2014年7月5日土曜日

はしか(麻しん)

はしかの患者が国内で急増しています。国立感染症研究所のまとめでは、4月初めまでで、既に昨年1年間の患者数を上回り、さらに拡大する恐れがあります。
重症化しやすい上に、感染すると有効な治療薬がないため、感染研ではワクチン接種の徹底を呼びかけています。
「はしかとは、どのような症状が出るのですか。」
感染すると約10日間の潜伏期間を経て、発熱や鼻水、せきなど風邪のような症状が出てきます。その後、39度前後の高熱と発疹が1週間以上続き、口の粘膜にブツブツも現れます。免疫力の低下が数週間続くので、ほかの病気にもかかりやすくなります。
「重い症状に苦しむ人も多いそうですね。」
はしかは重症化しやすく、感染者の3割が合併症を起こすと言われています。合併症の半数は肺炎で、ほかに中耳炎、脳炎、心筋炎などを起こすこともあります。栄養状態が悪かったり、別の病気を治療中で免疫力が低下していたりすると、重症化しやすく、死に至ることさえある危険な病気です。

「どのように感染するのですか?」
はしかは感染力が強く、同じ部屋にいるだけで空気中に漂うウイルスを吸い込んで感染する空気感染を起こします。せきやくしゃみなどによる飛沫感染や、ウイルスが付いたものに触り、口から入って感染することもあります。高熱や発疹が出ていない初期に最も感染力が高いため、感染に気づかずに行動し、多くの人に広げてしまうのも問題なのです。
「今年は流行しているそうですね。」
感染研によると、昨年1年間の患者数232人を4月初めの時点で既に追い抜き、5月8日現在で患者数は324人に達しました。今年初めにフィリピンなどはしかの流行国に渡航した人が帰国後に発症する例が散発し、その後、海外から持ち込まれたウイルスが国内で感染を広げています。
「治療法はないのですか?」
有効な治療薬はありません。
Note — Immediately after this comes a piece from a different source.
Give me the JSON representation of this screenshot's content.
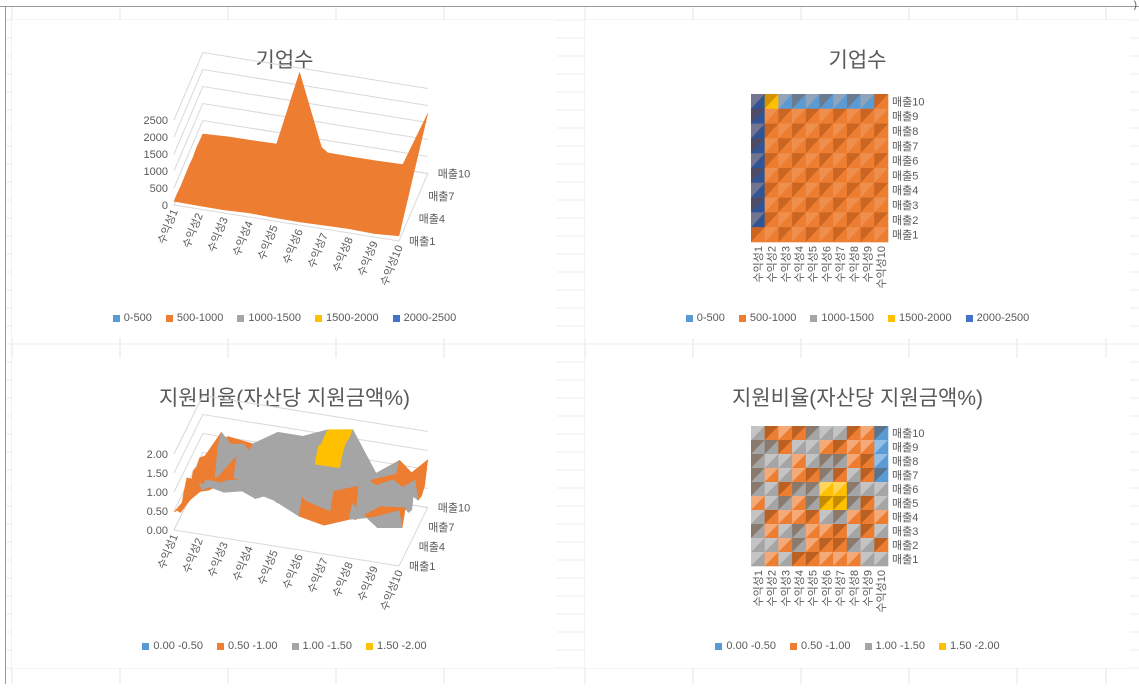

感染を予防するワクチン接種しか打てる手立てがありません。

「ワクチンはどのようなものですか?」
はしかの単独ワクチンと、はしかと風疹の混合ワクチン(MRワクチン)があります。1回の接種で95%の人が免疫を獲得し、2回接種すればほぼ全員が免疫を得ることができるため、2回接種が推奨されています。国の予防接種法に基づき、06年度から1歳児と小学校入学前1年間の幼児の2回接種制度が始まりましたが、今年の患者の19%は1~4歳が占め、その多くが予防接種を受けていなかったなど接種が徹底されていないことがわかっています。
「副作用が心配です。」
ワクチン接種後に最も多く見られるのは発熱です。発疹やじんましんが出る人も数%おり、発熱に伴うけいれんを起こす人も約0・3%見られます。まれに、脳炎・脳症が100万~150万人に1人以下の頻度で報告されていますが、ワクチンとの因果関係がはっきりしていないケースも含まれています。重いアレルギーのある人は、ワクチンに含まれる成分でアレルギー反応が起きる可能性もあるので、医師に相談してください。
「予防接種はどこでどのような場合に受けられますか?」
内科、小児科などがある医療機関で免疫があるかどうか調べる抗体価検査やワクチン接種が受けられます。妊婦が感染すると流産や早産の原因となりますが、妊娠中は受けられません。予防接種法に基づく子どもの接種は自治体の補助がありますが、その他の場合は原則、全額自己負担になります。周囲ではしかが流行しているようなら、近くの医療機関に相談してみると良いでしょう。